Dá a triste impressão, para quem vem de fora, que no país parece estar tudo louco, porque senão vejamos: desde finais do mês de Novembro/princípio de Dezembro, que vimos a capital do país a afundar-se numa total incúria sanitária, devido à situação do saneamento básico, e, para a nossa surpresa, não houve uma comoção pública que obrigasse o país a travar uma série de debates sobre o já longo problema do lixo nos órgãos públicos de informação. Os órgãos públicos não se predispuseram a fomentar o debate sobre as enormes montanhas de lixo que são hoje responsáveis pelos indicadores elevadíssimos de mortalidade no país. Mas, debateu o albinismo como prioridade! Não sendo um tema trivial, e nunca o será, não é essencial para o actual contexto. Quem fala do albinismo fala dos outros assuntos que têm sido trazidos a debate.

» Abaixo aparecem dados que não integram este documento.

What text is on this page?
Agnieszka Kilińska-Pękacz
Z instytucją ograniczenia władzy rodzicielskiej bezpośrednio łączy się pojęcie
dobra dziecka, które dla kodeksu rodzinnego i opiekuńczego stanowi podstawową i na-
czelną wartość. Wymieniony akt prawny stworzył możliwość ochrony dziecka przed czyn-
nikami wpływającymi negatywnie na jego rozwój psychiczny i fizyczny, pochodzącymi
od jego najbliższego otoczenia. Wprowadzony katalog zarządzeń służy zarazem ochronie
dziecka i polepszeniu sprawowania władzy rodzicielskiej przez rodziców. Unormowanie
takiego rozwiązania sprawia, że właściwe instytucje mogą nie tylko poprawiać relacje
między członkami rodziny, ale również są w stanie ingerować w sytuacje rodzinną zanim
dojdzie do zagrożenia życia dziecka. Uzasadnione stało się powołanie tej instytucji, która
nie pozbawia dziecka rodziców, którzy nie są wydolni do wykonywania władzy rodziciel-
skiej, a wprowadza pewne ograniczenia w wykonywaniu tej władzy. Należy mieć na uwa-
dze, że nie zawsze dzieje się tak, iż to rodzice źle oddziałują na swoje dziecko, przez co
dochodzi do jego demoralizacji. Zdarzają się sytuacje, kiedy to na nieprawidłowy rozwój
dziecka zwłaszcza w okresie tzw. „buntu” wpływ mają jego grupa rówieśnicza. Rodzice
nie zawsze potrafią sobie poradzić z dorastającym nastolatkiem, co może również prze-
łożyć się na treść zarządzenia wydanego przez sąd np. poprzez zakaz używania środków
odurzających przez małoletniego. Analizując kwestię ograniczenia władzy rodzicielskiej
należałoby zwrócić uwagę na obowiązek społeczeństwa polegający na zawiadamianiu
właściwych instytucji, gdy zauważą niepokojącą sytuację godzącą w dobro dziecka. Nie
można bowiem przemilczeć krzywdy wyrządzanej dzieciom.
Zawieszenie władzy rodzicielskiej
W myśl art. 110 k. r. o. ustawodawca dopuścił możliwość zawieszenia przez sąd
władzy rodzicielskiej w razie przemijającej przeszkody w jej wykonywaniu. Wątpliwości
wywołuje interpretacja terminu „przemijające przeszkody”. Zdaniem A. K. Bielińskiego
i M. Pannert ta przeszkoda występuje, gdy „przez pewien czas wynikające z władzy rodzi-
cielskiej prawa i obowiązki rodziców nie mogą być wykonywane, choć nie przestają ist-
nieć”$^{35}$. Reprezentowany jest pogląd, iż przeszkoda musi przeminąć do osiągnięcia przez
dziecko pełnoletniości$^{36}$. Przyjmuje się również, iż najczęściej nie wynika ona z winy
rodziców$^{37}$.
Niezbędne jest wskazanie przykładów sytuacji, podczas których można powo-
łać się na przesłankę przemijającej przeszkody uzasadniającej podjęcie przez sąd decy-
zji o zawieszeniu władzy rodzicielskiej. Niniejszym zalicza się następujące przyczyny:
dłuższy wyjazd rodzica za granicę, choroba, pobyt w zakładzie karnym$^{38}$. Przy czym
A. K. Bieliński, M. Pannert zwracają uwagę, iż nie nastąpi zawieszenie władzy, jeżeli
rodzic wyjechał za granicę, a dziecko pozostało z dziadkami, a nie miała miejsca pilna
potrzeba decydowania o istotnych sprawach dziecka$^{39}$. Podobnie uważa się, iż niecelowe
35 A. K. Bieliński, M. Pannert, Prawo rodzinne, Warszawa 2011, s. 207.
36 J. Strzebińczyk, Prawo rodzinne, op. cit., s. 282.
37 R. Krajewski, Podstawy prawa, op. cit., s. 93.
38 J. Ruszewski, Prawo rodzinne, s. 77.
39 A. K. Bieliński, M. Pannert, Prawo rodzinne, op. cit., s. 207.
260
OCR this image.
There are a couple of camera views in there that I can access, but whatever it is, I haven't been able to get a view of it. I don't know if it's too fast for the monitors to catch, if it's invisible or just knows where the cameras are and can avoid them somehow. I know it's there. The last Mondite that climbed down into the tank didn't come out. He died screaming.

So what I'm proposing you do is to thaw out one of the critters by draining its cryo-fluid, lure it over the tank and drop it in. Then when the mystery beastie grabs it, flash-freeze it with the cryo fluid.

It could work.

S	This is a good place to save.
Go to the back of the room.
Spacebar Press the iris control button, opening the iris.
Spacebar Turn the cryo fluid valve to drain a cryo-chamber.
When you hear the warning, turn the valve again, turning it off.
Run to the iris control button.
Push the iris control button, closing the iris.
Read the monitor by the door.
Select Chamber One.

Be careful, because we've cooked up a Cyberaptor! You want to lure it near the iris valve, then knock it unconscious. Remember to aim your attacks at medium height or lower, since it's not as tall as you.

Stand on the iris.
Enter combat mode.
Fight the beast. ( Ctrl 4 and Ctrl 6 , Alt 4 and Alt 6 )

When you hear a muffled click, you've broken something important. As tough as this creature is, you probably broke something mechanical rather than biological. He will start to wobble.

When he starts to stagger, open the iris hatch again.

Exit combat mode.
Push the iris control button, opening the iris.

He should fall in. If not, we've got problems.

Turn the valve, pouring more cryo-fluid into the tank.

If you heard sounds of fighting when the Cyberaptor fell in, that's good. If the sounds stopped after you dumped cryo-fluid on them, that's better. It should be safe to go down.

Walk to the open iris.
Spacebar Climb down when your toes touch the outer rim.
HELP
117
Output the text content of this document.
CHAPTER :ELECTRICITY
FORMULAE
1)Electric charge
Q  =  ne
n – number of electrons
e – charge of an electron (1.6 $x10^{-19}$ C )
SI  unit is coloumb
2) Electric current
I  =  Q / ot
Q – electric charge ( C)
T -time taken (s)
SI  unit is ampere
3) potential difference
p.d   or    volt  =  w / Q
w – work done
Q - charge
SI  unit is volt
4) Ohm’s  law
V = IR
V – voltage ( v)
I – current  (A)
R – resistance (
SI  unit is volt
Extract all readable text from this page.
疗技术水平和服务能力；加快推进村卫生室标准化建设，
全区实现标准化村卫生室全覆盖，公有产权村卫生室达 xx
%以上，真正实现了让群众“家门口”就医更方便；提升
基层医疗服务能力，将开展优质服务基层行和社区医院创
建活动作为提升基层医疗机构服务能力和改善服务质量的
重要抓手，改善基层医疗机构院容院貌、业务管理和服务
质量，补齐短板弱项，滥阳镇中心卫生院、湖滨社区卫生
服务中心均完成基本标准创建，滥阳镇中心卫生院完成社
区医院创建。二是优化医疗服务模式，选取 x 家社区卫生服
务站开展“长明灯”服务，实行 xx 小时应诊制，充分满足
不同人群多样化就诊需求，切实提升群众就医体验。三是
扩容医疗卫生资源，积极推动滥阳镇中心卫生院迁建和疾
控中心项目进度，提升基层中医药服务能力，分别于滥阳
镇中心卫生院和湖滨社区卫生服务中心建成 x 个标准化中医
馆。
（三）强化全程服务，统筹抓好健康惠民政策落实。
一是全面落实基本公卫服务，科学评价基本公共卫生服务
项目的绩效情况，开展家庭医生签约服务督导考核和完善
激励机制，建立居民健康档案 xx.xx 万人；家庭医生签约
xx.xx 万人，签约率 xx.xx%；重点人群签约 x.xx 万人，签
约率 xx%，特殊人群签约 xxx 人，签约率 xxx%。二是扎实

Não nos restam dúvidas de que a actual situação vivida com a imprensa pública irá comprometer todos os desafios de desenvolvimento que se pretende em Angola, na medida em que ela não só ajuda a legitimar os absurdos de uma gestão delirante, como se banaliza a si própria, e se ela se banaliza a si própria é porque banaliza o país. Porque era suposto os órgãos públicos de informação serem os guardiões do interesse público e não os guardiões da agenda política do poder político, estivesse no poder o MPLA, a UNITA, a CASA-CE, o PRS ou a FNLA. A crítica e independência de pensamento num país são as principais armas para o seu desenvolvimento. Angola não irá largar facilmente esse colete-de-forças, se não houver quem se preste a indignar-se perante todo o mal que nos embrutece.